The Township of Winslow was created by an act of the Senate and General Assembly of the State of New Jersey on March 8, 1845. The first town meeting was held at the inn of Josiah Albertson in Blue Anchor on the second Wednesday of March in the same year. The new township, created from a part of Gloucester Township, contains 57.4 square miles. The inn was named, naturally, the Blue Anchor Inn and was located on Route 73 in the center of the dual highway in the vicinity of St. Lucy's Church.
Winslow Township encompasses a large area - approximately 58 square miles. Consequently, the history or background of the township is really comprised of the history of many smaller villages, such as...

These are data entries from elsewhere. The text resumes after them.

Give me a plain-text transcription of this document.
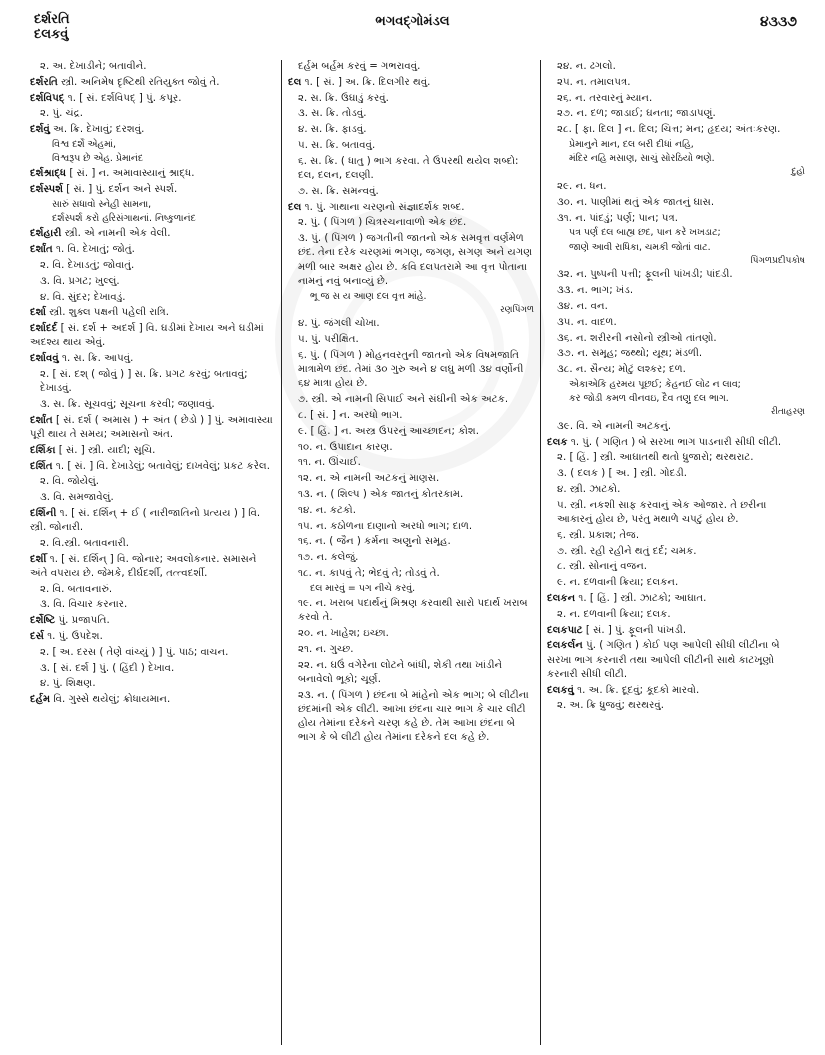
દર્શરતિ
દલકવું
ભગવદ્ગોમંડલ	૪૩૩૭
૨. અ. દેખાડીને; બતાવીને.
દર્શરતિ સ્ત્રી. અનિમેષ દૃષ્ટિથી રતિયુક્ત જોવું તે.
દર્શવિપદ્ ૧. [ સં. દર્શવિપદ્ ] પું. કપૂર.
૨. પું. ચંદ્ર.
દર્શવું અ. ક્રિ. દેખાવું; દરશવું.
વિશ્વ દર્શે એહમાં,
વિશ્વરૂપ છે એહ. પ્રેમાનંદ
દર્શશ્રાદ્ધ [ સં. ] ન. અમાવાસ્યાનું શ્રાદ્ધ.
દર્શસ્પર્શ [ સં. ] પું. દર્શન અને સ્પર્શ.
સારું સધાવો સ્નેહી સામના,
દર્શસ્પર્શ કરો હરિસંગાથનાં. નિષ્કુળાનંદ
દર્શહારી સ્ત્રી. એ નામની એક વેલી.
દર્શાંત ૧. વિ. દેખાતું; જોતું.
૨. વિ. દેખાડતું; જોવાતું.
૩. વિ. પ્રગટ; ખુલ્લું.
૪. વિ. સુંદર; દેખાવડું.
દર્શા સ્ત્રી. શુક્લ પક્ષની પહેલી રાત્રિ.
દર્શાદર્દ [ સં. દર્શ + અદર્શ ] વિ. ઘડીમાં દેખાય અને ઘડીમાં અદશ્ય થાય એવું.
દર્શાવવું ૧. સ. ક્રિ. આપવું.
૨. [ સં. દશ્ ( જોવું ) ] સ. ક્રિ. પ્રગટ કરવું; બતાવવું; દેખાડવું.
૩. સ. ક્રિ. સૂચવવું; સૂચના કરવી; જણાવવું.
દર્શાંત [ સં. દર્શ ( અમાસ ) + અંત ( છેડો ) ] પું. અમાવાસ્યા પૂરી થાય તે સમય; અમાસનો અંત.
દર્શિકા [ સં. ] સ્ત્રી. યાદી; સૂચિ.
દર્શિત ૧. [ સં. ] વિ. દેખાડેલું; બતાવેલું; દાખવેલું; પ્રકટ કરેલ.
૨. વિ. જોયેલું.
૩. વિ. સમજાવેલું.
દર્શિની ૧. [ સં. દર્શિન્ + ઈ ( નારીજાતિનો પ્રત્યય ) ] વિ. સ્ત્રી. જોનારી.
૨. વિ.સ્ત્રી. બતાવનારી.
દર્શી ૧. [ સં. દર્શિન્ ] વિ. જોનાર; અવલોકનાર. સમાસને અંતે વપરાય છે. જેમકે, દીર્ઘદર્શી, તત્ત્વદર્શી.
૨. વિ. બતાવનારું.
૩. વિ. વિચાર કરનાર.
દર્શેષ્ટિ પું. પ્રજાપતિ.
દર્સ ૧. પું. ઉપદેશ.
૨. [ અ. દરસ ( તેણે વાંચ્યું ) ] પું. પાઠ; વાચન.
૩. [ સં. દર્શ ] પું. ( હિંદી ) દેખાવ.
૪. પું. શિક્ષણ.
દર્હમ વિ. ગુસ્સે થયેલું; ક્રોધાયમાન.
દર્હમ બર્હમ કરવું = ગભરાવવું.
દલ ૧. [ સં. ] અ. ક્રિ. દિલગીર થવું.
૨. સ. ક્રિ. ઉઘાડું કરવું.
૩. સ. ક્રિ. તોડવું.
૪. સ. ક્રિ. ફાડવું.
૫. સ. ક્રિ. બતાવવું.
૬. સ. ક્રિ. ( ધાતુ ) ભાગ કરવા. તે ઉપરથી થયેલ શબ્દો: દલ, દલન, દલણી.
૭. સ. ક્રિ. સમન્વવું.
દલ ૧. પું. ગાથાના ચરણનો સંજ્ઞાદર્શક શબ્દ.
૨. પું. ( પિંગળ ) ચિત્રરચનાવાળો એક છંદ.
૩. પું. ( પિંગળ ) જગતીની જાતનો એક સમવૃત્ત વર્ણમેળ છંદ. તેના દરેક ચરણમાં ભગણ, જગણ, સગણ અને યગણ મળી બાર અક્ષર હોય છે. કવિ દલપતરામે આ વૃત્ત પોતાના નામનું નવું બનાવ્યું છે.
ભૂ જ સ ય આણ દલ વૃત્ત માંહે.
રણપિંગળ
૪. પું. જંગલી ચોખા.
૫. પું. પરીક્ષિત.
૬. પું. ( પિંગળ ) મોહનવરતુની જાતનો એક વિષમજાતિ માત્રામેળ છંદ. તેમાં ૩૦ ગુરુ અને ૪ લઘુ મળી ૩૪ વર્ણોની ૬૪ માત્રા હોય છે.
૭. સ્ત્રી. એ નામની સિપાઈ અને સંઘીની એક અટક.
૮. [ સં. ] ન. અરધો ભાગ.
૯. [ હિં. ] ન. અસ્ત્ર ઉપરનું આચ્છાદન; કોશ.
૧૦. ન. ઉપાદાન કારણ.
૧૧. ન. ઊંચાઈ.
૧૨. ન. એ નામની અટકનું માણસ.
૧૩. ન. ( શિલ્પ ) એક જાતનું કોતરકામ.
૧૪. ન. કટકો.
૧૫. ન. કઠોળના દાણાનો અરધો ભાગ; દાળ.
૧૬. ન. ( જૈન ) કર્મના અણુનો સમૂહ.
૧૭. ન. કલેજું.
૧૮. ન. કાપવું તે; ભેદવું તે; તોડવું તે.
દલ મારવું = પગ નીચે કરવું.
૧૯. ન. ખરાબ પદાર્થનું મિશ્રણ કરવાથી સારો પદાર્થ ખરાબ કરવો તે.
૨૦. ન. ખાહેશ; ઇચ્છા.
૨૧. ન. ગુચ્છ.
૨૨. ન. ઘઉં વગેરેના લોટને બાંધી, શેકી તથા ખાંડીને બનાવેલો ભૂકો; ચૂર્ણ.
૨૩. ન. ( પિંગળ ) છંદના બે માંહેનો એક ભાગ; બે લીટીના છંદમાંની એક લીટી. આખા છંદના ચાર ભાગ કે ચાર લીટી હોય તેમાંના દરેકને ચરણ કહે છે. તેમ આખા છંદના બે ભાગ કે બે લીટી હોય તેમાંના દરેકને દલ કહે છે.
૨૪. ન. ઢગલો.
૨૫. ન. તમાલપત્ર.
૨૬. ન. તરવારનું મ્યાન.
૨૭. ન. દળ; જાડાઈ; ઘનતા; જાડાપણું.
૨૮. [ ફા. દિલ ] ન. દિલ; ચિત્ત; મન; હૃદય; અંતઃકરણ.
પ્રેમાનુને માન, દલ બરી દીધાં નહિ,
મંદિર નહિ મસાણ, સાચું સોરઠિયો ભણે.
દુહો
૨૯. ન. ધન.
૩૦. ન. પાણીમાં થતું એક જાતનું ઘાસ.
૩૧. ન. પાંદડું; પર્ણ; પાન; પત્ર.
પત્ર પર્ણ દલ બાહ્ય છદ, પાન કરે ખખડાટ;
જાણે આવી રાધિકા, ચમકી જોતાં વાટ.
પિંગળપ્રદીપકોષ
૩૨. ન. પુષ્પની પત્તી; ફૂલની પાંખડી; પાંદડી.
૩૩. ન. ભાગ; ખંડ.
૩૪. ન. વન.
૩૫. ન. વાદળ.
૩૬. ન. શરીરની નસોનો સ્ત્રીઓ તાંતણો.
૩૭. ન. સમૂહ; જથ્થો; યૂથ; મંડળી.
૩૮. ન. સૈન્ય; મોટું લશ્કર; દળ.
એકાએકિ હરમય પૂછઈ; કેહનઈ લોઢ ન લાવ;
કર જોડી કમળ વીનવઇ, દૈવ તણુ દલ ભાગ.
રીતાહરણ
૩૯. વિ. એ નામની અટકનું.
દલક ૧. પું. ( ગણિત ) બે સરખા ભાગ પાડનારી સીધી લીટી.
૨. [ હિં. ] સ્ત્રી. આઘાતથી થતો ધ્રુજારો; થરથરાટ.
૩. ( દલક ) [ અ. ] સ્ત્રી. ગોદડી.
૪. સ્ત્રી. ઝાટકો.
૫. સ્ત્રી. નકશી સાફ કરવાનું એક ઓજાર. તે છરીના આકારનું હોય છે, પરંતુ મથાળે ચપટું હોય છે.
૬. સ્ત્રી. પ્રકાશ; તેજ.
૭. સ્ત્રી. રહી રહીને થતું દર્દ; ચમક.
૮. સ્ત્રી. સોનાનું વજન.
૯. ન. દળવાની ક્રિયા; દલકન.
દલકન ૧. [ હિં. ] સ્ત્રી. ઝાટકો; આઘાત.
૨. ન. દળવાની ક્રિયા; દલક.
દલકપાટ [ સં. ] પું. ફૂલની પાંખડી.
દલકર્લન પું. ( ગણિત ) કોઈ પણ આપેલી સીધી લીટીના બે સરખા ભાગ કરનારી તથા આપેલી લીટીની સાથે કાટખૂણો કરનારી સીધી લીટી.
દલકવું ૧. અ. ક્રિ. દૂદવું; કૂદકો મારવો.
૨. અ. ક્રિ ધ્રુજવું; થરથરવું.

- Bates Mill / Waterford Works
- Russelltown / New Brooklyn
- Cedar Brook
- Blue Anchor
- Wilton / Williamstown Junction
Early Businesses and Trades
Established businesses in the 1700's were The Blue Anchor Tavern and a sawmill on the Egg Harbor River.
In 1833, it was documented that Winslow had a glass factory owned by William Coffin and Andrew Hay (Winslow Village was named after William Cofffin's youngest son). By 1865, the factory employed 400 people. In 1892, it was destroyed by fire.
Tansboro was the location of a tannery owned by C. Tice and J. Venibe.
Another glass factory was located in Wilton. J.L. Mason leased the facility in 1856 and manufactured fruit jars. When operating to capacity, the facility employed 100 people.
In 1880, Waterford and Winslow were considered wilderness regions. Its population was about 4000 residents, who lived mostly on remote farms.
One of the oldest settlements in Winslow Township occurred in Blue Anchor at a point where an old Indian trail crossed through the swamp. In 1726, the first cedar tract was cleared in the township. Soon after, the first proprietary business in the area was established - a tavern made out of cedar logs.
Timber was plentiful in the region and John Inskip erected a sawmill on the Great Egg Harbor River. It was at this point on the Great Egg Harbor River that a public ford was erected around 1762. The Indians would stop and camp here overnight as they traveled between Indian villages of Shamong and Tuckahoe.